Capite ora come quello delle risorse sia ‘il tema’ per eccellenza nella visione di chi, come ANT, ritiene di avere le competenze per ambire a far sentire la propria voce ai tavoli ai quali si discuteranno le riforme a medio e lungo raggio di vitale urgenza per il futuro del Ssn. Da lungo tempo, infatti, la nostra Fondazione propone un’idea di integrazione tra pubblico e privato sociale che vada prima di tutto a beneficio degli utenti. Rendendo la Sanità Pubblica più forte a livello strategico, economicamente solida e, quindi, più accessibile. Un’idea che ha avuto probabilmente la sua massima espressione negli anni recentissimi di quella stessa pandemia che ha in parte contribuito a rendere ancora più evidenti i limiti della sanità ospedaliera. Finendo, di fronte all’emergenza, per unire finalmente le forze e tentare di superare diffidenze, campanilismi e scogli burocratici. Ad esempio è stato proprio nei mesi di emergenza pandemica ormai ‘matura’, a 2021 inoltrato, che è nata la convenzione – ora interrotta – tra l’Ausl di Bologna e ANT per portare assistenza sanitaria a domicilio dei pazienti oncologici in cure supportive, cioè in fase precoce di malattia.

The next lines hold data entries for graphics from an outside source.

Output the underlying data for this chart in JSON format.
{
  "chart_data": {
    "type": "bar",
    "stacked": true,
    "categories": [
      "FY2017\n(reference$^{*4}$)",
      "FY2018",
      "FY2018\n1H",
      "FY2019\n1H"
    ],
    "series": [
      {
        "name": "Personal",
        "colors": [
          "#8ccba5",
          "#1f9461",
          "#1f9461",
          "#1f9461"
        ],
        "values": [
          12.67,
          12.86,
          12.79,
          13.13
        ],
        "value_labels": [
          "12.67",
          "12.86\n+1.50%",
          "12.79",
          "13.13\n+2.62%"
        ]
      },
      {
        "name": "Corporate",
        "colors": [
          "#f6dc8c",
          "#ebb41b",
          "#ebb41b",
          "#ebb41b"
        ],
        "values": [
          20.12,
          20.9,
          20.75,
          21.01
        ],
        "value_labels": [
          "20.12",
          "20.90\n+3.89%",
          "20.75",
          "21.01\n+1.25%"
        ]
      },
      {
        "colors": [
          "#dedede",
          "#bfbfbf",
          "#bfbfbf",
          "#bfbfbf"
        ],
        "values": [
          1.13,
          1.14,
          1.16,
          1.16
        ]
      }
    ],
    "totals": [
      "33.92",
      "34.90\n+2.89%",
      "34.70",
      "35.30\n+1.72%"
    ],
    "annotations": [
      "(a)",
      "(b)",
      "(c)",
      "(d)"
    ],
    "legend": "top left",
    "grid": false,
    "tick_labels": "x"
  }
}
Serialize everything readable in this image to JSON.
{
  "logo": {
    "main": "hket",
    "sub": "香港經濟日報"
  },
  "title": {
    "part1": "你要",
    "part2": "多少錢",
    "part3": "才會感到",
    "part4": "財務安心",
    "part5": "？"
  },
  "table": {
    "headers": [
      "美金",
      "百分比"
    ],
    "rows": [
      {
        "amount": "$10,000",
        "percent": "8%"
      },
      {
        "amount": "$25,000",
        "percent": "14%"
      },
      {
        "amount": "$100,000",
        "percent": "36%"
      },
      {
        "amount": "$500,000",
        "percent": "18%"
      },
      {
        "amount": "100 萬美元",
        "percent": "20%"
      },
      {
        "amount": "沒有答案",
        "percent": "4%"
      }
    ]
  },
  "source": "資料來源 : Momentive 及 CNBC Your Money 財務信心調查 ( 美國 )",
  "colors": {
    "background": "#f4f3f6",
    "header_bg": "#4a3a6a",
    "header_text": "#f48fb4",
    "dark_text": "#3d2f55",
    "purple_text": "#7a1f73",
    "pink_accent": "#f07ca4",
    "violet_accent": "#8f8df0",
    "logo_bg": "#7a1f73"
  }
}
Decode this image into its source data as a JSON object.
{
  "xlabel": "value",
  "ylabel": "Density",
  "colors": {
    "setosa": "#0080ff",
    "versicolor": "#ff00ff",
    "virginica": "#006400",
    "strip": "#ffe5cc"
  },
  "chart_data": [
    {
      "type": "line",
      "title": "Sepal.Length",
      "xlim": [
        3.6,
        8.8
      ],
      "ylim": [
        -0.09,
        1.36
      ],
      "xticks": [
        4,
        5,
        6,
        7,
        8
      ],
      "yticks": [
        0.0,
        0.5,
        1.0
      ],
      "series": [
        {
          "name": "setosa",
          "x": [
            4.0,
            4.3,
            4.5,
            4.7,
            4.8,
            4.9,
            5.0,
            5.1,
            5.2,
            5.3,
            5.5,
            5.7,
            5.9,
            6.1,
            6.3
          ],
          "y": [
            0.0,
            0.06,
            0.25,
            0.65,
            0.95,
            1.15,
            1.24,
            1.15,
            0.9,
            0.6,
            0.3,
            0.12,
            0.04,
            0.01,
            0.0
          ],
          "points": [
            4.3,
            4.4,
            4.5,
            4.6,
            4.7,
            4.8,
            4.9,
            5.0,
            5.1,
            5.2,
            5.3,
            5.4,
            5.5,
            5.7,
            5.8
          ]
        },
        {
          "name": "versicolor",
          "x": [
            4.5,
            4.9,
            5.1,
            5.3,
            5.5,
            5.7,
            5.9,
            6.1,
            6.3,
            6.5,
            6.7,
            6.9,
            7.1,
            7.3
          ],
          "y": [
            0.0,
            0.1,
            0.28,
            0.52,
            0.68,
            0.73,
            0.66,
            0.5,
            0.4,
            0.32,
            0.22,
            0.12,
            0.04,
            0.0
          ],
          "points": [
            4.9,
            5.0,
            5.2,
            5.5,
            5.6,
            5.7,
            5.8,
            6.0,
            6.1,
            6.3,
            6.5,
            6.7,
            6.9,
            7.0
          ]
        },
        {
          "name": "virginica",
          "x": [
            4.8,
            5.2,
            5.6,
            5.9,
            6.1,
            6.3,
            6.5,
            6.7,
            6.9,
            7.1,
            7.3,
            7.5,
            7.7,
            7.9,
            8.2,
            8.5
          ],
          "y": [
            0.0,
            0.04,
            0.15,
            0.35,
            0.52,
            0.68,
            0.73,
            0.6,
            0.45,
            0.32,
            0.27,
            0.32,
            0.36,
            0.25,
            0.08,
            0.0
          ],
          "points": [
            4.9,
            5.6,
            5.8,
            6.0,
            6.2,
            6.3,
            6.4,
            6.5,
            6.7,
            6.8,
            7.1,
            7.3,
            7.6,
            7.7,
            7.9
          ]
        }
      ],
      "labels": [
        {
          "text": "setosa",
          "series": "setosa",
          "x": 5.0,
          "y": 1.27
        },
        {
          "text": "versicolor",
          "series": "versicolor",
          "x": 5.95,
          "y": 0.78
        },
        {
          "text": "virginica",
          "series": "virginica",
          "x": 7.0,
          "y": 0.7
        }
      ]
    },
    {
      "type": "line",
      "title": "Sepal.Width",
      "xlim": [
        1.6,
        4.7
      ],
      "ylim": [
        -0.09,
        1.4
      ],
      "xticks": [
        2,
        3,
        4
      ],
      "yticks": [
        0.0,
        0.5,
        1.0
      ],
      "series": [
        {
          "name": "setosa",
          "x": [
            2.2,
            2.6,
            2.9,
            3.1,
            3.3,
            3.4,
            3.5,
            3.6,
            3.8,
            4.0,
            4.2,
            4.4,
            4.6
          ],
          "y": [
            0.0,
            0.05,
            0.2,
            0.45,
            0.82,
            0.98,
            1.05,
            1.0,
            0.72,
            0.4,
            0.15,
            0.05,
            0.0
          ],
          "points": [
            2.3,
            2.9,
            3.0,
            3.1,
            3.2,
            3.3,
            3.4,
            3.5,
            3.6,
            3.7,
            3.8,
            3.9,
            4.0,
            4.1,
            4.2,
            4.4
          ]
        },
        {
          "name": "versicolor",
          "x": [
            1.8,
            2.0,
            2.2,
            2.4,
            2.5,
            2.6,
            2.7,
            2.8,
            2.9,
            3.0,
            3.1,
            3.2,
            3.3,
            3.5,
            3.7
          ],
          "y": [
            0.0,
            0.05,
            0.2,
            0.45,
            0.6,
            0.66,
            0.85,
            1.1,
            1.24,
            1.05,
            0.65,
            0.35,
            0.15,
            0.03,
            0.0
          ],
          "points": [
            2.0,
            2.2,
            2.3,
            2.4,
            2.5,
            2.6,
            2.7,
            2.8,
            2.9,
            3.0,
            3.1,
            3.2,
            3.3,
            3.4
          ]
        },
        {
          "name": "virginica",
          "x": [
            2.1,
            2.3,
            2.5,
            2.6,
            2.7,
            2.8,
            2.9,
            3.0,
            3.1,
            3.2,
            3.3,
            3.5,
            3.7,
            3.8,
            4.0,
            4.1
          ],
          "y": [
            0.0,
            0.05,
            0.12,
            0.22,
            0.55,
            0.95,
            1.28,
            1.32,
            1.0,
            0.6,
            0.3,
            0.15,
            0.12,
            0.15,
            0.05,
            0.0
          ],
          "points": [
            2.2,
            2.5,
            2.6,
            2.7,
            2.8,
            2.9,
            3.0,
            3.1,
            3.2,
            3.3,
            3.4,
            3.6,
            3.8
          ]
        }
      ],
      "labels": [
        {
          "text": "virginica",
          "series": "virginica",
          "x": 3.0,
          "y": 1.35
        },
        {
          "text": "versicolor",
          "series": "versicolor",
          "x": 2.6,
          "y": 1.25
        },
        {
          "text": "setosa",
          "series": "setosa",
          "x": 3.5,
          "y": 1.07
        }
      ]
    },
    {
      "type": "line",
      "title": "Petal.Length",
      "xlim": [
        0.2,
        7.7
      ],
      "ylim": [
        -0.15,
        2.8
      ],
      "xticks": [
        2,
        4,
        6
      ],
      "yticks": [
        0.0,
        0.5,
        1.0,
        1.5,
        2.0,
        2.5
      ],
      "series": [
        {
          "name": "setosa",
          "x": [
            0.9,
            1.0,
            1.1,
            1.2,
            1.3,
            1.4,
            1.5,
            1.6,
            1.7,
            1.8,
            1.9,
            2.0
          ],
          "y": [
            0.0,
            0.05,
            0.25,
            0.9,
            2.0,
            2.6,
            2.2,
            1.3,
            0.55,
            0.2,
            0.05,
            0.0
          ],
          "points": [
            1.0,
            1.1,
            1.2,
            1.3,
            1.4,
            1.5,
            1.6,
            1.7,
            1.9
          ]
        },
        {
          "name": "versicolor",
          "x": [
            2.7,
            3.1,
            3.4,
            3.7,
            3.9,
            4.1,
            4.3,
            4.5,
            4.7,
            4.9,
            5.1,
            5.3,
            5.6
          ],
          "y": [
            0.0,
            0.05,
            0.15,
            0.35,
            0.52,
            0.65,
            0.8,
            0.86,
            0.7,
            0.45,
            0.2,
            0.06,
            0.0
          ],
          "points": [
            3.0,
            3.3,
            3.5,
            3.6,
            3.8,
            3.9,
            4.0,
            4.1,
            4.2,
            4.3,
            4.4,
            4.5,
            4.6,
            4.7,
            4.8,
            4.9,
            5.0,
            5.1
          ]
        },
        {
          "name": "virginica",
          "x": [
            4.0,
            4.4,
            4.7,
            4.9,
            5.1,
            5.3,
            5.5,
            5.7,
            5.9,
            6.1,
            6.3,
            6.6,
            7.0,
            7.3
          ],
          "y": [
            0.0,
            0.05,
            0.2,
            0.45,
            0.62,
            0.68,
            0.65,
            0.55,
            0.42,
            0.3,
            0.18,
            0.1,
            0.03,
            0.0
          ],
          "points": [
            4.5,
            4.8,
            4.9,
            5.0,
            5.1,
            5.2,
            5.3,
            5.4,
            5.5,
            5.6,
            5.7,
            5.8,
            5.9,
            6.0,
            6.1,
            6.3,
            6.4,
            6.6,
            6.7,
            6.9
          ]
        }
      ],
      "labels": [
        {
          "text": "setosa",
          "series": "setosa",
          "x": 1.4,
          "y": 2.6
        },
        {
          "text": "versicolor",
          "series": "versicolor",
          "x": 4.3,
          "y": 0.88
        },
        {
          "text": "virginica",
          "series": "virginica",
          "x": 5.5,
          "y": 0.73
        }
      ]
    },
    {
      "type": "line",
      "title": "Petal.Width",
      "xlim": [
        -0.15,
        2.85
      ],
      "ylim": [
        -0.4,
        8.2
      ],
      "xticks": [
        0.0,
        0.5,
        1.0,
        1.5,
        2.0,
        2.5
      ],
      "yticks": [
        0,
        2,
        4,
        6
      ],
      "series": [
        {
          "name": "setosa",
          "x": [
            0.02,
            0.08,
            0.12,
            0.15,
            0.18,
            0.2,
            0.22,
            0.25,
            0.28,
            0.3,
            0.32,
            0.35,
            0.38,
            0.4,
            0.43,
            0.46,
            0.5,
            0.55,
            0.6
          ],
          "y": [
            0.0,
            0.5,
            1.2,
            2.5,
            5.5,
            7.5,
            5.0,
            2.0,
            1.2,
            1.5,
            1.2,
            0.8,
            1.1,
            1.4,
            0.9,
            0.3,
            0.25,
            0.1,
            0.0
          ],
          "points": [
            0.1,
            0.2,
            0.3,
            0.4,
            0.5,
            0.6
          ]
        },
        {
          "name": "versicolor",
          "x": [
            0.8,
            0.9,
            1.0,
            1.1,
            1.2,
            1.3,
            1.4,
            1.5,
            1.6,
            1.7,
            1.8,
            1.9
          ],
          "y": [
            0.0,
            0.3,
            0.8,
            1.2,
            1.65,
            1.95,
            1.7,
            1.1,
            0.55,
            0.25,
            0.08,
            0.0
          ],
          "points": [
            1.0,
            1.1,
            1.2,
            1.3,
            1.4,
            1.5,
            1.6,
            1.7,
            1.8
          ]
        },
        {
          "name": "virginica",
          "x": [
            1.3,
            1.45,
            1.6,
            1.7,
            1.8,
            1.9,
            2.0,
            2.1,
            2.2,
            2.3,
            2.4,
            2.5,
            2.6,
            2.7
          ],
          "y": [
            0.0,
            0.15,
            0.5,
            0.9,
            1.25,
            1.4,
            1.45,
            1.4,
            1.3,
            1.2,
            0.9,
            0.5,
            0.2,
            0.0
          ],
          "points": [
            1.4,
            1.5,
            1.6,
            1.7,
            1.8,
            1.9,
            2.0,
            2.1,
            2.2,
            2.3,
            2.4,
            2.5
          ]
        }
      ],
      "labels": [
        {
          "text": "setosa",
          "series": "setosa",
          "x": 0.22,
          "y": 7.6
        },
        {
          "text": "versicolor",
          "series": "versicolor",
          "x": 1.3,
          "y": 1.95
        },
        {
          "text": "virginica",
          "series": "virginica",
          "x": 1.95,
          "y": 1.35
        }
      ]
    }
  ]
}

E questa è una delle chiavi del discorso, ossia che sarebbe bene conservare e rafforzare le esperienze di collaborazione tra attori diversi e complementari. Soprattutto quando i dati, come quelli sull’attivazione di ANT per gestire pazienti, confermano che non solo l’assistenza domiciliare è valsa ingenti risparmi al Sistema sanitario regionale, ma anche che ha contribuito ad innalzare in modo evidente la qualità della vita degli assistiti. Perché è chiaro che quando un medico, un infermiere o uno psicologo entrano in casa del paziente sono in grado di dedicargli più tempo rispetto a quanto, giocoforza, accade in corsia. E che, di conseguenza, le persone seguite in questo modo siano mediamente più serene dal punto di vista emotivo e più pronte a fidarsi di chi imparano a conoscere.

Penso, pertanto, che la prosecuzione su questo sentiero possa essere una strategia replicabile in futuro per rendere più sostenibile la spesa. Il rischio concreto è infatti, al di là del commissariamento, che le necessità di ripianamento delle perdite si portino dietro un’impennata di Irpef e Irap a scapito dei cittadini. In un momento in cui la recessione e la crisi energetica già bussano con insistenza alle loro porte.